My first reaction was to try to find a way to bypass it, so I’ve searched for a bit but I didn’t find anything relevant.
Normally there are some options to bypass a WAF depending on what you’re doing:
- HTTP Parameter Pollution
- HTTP Parameter Fragmentation
- nullbyte replacement
Since the URL wasn’t the same, I though maybe there was a way to access to the previous website? And maybe that isn’t protected by a WAF? The first thing that come to mind was to find the “origin” IP Address.
So the question was, is there a service that kept a record of different IP? Yes there is!

I’ve found Security Trails, a website that allow us to see historical data of a domain.
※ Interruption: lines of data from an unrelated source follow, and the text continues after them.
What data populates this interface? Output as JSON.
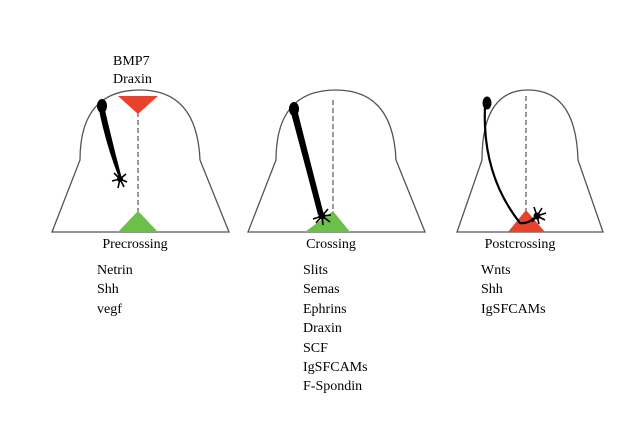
{
  "top_labels": [
    "BMP7",
    "Draxin"
  ],
  "panels": [
    {
      "stage": "Precrossing",
      "factors": [
        "Netrin",
        "Shh",
        "vegf"
      ]
    },
    {
      "stage": "Crossing",
      "factors": [
        "Slits",
        "Semas",
        "Ephrins",
        "Draxin",
        "SCF",
        "IgSFCAMs",
        "F-Spondin"
      ]
    },
    {
      "stage": "Postcrossing",
      "factors": [
        "Wnts",
        "Shh",
        "IgSFCAMs"
      ]
    }
  ],
  "colors": {
    "outline": "#555555",
    "axon": "#000000",
    "roof_plate_red": "#e8412c",
    "floor_plate_green": "#6cc04a",
    "floor_plate_red": "#e8412c"
  }
}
My idea was if I can access directly to the IP address, maybe I could bypass the WAF, of maybe they still kept the old server running without the WAF.
With the old IP address, I confirmed that the old service is still working and being updated, so I updated the configuration on crawler to use the IP address instead of the domain, but added the domain under Host header so the server could redirect to the right host.
curl --header 'Host: jn.pt' http://148.69.168.38/
Now, the request that was being intercepted when requesting via TOR is able to request as previously.
We must be aware that since this is a deprecated service, it can be removed anytime and we need to fallback to the new service (and find a way to use it for this purpose).
Conclusion
How this can happen? Mostly on companies that aren’t tech aren’t their core, they forget to shutdown the old services or will take some time to decommission it.